Real-World Crypto, Day 2, Session 3

(I now see the problem with live-blogging: once you start, you are not allowed to stop…)

Dave Anderson led off the 3rd session with a talk on encrypted hard drives. The idea is to have a highly secure drive in which encryption cannot be turned off; all data written to disk is encrypted by default. So if your hard drive is stolen, the data in inaccessible (unless your password can be guessed). The drive uses a combination of locking and encryption. That is, the drive is locked when power is turned off, and remains locked even when power is turned on, until the user enters a password that unlocks the drive. Unlocking the drive also means that the encryption key EK for the drive is available, and so from that point on all data read/written from/to the drive is decrypted/encrypted.

The cryptography underneath is standard: when off, the drive holds the encrypted data (encrypted using EK), a hash of the user’s password, and an encryption of EK under the user’s password. After being turned on and taking a password from the user, the drive verifies the hash and—if correct—uses the password to recover EK. From then on EK is used inside a dedicated AES circuit that can encrypt/decrypt at line speed. What is nice is all the engineering done to make this work, and to defend against various forms of attack.

Since the entire drive is encrypted, including the operating system (OS), one may wonder how the drive boots so as to request a password from the user. The answer is that a special pre-boot OS is installed on the drive for exactly this purpose; the “actual” OS is loaded only once the password is verified.

Additional points of interest mentioned in the talk: The drive also implements a true random-number generator (also used to generate the EK) based on the mechanical characteristics of the drive itself. To protect against malicious code being run in firmware, all firmware is verified as being digitally signed. Something not mentioned: in this model, timing/tampering attacks that cryptographers spend a lot of time worrying about seem to go away. Indeed, if the correct password is entered then security is lost; until the correct password is entered, EK is unavailable and so not being used.

Currently, the drive uses CBC/XTS mode for encryption, which means the encrypted data can potentially be modified in predictable ways. Addressing this seems like an interesting research direction related to the 2nd session.

In the next talk, Christian Rechberger talked about lightweight block-cipher design.

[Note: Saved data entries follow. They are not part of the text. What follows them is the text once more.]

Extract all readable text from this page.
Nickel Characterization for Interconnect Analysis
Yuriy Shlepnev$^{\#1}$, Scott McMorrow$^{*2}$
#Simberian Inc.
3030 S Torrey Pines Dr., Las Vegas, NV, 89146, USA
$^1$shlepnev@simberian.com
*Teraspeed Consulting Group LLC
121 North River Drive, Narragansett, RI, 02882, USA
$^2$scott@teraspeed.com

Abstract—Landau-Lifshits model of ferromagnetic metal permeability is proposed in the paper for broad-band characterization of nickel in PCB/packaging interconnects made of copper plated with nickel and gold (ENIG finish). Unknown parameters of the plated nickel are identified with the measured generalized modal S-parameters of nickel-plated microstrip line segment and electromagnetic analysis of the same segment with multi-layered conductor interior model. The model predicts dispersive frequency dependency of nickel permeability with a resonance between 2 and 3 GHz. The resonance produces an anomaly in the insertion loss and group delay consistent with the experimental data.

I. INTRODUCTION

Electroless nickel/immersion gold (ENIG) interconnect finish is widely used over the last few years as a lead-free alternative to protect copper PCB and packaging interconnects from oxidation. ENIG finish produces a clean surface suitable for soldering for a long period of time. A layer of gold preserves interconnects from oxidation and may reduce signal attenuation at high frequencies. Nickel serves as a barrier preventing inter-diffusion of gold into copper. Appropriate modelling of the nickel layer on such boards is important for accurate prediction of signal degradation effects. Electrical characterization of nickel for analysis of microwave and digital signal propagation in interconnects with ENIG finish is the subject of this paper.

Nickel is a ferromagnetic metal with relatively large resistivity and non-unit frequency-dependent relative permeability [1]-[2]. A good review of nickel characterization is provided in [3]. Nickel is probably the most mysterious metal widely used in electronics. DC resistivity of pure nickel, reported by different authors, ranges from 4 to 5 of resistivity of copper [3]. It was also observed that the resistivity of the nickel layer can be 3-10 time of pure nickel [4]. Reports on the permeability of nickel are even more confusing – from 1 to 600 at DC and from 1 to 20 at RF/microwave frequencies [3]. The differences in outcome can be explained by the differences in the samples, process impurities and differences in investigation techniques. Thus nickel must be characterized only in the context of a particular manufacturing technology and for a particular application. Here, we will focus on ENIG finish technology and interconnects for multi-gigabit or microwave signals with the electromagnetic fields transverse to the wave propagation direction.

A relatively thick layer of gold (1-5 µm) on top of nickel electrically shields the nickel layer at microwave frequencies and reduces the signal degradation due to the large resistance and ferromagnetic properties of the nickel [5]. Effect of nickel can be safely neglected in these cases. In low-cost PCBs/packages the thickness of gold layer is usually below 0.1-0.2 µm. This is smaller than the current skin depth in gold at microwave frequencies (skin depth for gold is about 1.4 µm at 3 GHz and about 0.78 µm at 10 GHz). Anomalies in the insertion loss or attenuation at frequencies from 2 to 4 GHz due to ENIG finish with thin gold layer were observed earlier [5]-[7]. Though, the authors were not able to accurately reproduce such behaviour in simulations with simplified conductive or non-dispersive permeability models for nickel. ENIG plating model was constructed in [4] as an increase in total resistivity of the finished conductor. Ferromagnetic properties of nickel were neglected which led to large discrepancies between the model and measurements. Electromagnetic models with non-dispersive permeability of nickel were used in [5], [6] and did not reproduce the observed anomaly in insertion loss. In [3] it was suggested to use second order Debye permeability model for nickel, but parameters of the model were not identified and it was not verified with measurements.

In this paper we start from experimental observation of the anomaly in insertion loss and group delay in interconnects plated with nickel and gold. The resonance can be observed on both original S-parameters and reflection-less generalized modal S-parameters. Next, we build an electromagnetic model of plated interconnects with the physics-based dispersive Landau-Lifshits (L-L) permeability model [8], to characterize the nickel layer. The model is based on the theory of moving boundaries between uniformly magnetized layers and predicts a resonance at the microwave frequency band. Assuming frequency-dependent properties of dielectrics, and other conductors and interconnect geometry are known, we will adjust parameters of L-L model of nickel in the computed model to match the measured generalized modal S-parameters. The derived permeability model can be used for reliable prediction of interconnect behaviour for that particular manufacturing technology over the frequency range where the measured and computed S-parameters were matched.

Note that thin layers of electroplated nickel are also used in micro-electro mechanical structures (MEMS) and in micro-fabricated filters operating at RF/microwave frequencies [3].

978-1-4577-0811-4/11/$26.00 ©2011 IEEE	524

He began, though, by trying to debunk the notion that “crypto is never the weakest point of a system,” pointing to several recent examples: the exploitation of MD5 collisions by Flame, RC4 cryptanalysis leading to attacks on WEP and TLS, attacks on the Mifare classic chipcard, and cryptanalysis of Keeloq. In the latter two examples, in particular, companies rolled their own cryptography, at least in part because they felt that standard crypto algorithms were not efficient enough.

Regrading the state-of-the-art, he noted that AES uses about 2500 gate equivalents (GEs) when implemented in hardware. Some more recent ciphers use about 1000 GEs, but tend to be slower than AES. In his work, he focused on designing a lightweight cipher with very low latency. (It was unclear to me why he focused on low latency rather than high throughput, though perhaps hard-drive encryption is good motivation.)

The new cipher, called PRINCE uses a DESX design, with the internal keyed permutation constructed so that encryption and decryption use the same circuit (with a different key).

The final talk, by Francois Dupressoir, was extremely interesting, though unfortunately some technical details eluded me in the somewhat short talk he gave and I will have to check the paper. The goal of the work he presented is to generate provably secure machine code starting from a high-level implementation. To start, they use EasyCrypt to produce a formally verifiable cryptographic proof of security for the high-level pseudocode. Next, they have an intermediate, C-like language to which the pseudocode can be compiled while maintaining the formal guarantees. The most novel part of this worked involved translating from this C-like language to actual machine code, again while maintaining formal guarantees, proven here in Coq.They claim an end-to-end verifiable compilation of the PKCS #1 v2.1 RSA encryption standard (essentially OAEP).

One of the more interesting parts of the work to me was that they have a way to reason about “side-channel” leakage, which I admit to not having fully understood. The basic idea is to explicitly give the attacker information about the value of the program counter at various steps during the execution of the high-level pseudocode; the proof of security at that level takes into account this extra information given to the attacker. Then at each step during the compilation it is proved that leaking the sequence of values taken by the program counter still does not harm security. This seems like a nice way to reduce/eliminate common implementation errors.

I am quite surprised at the work, actually. One of the issues in EasyCrypt that I had raised at an EasyCrypt workshop this past summer was exactly related to the “mismatch” between the abstract types that EasyCrypt supports and their low-level instantiation as byte arrays in C or the eventual machine code. The work Francois talked about seems exactly to address this problem (modulo the fact that the math libraries used to actually implement the modular arithmetic are assumed to be secure).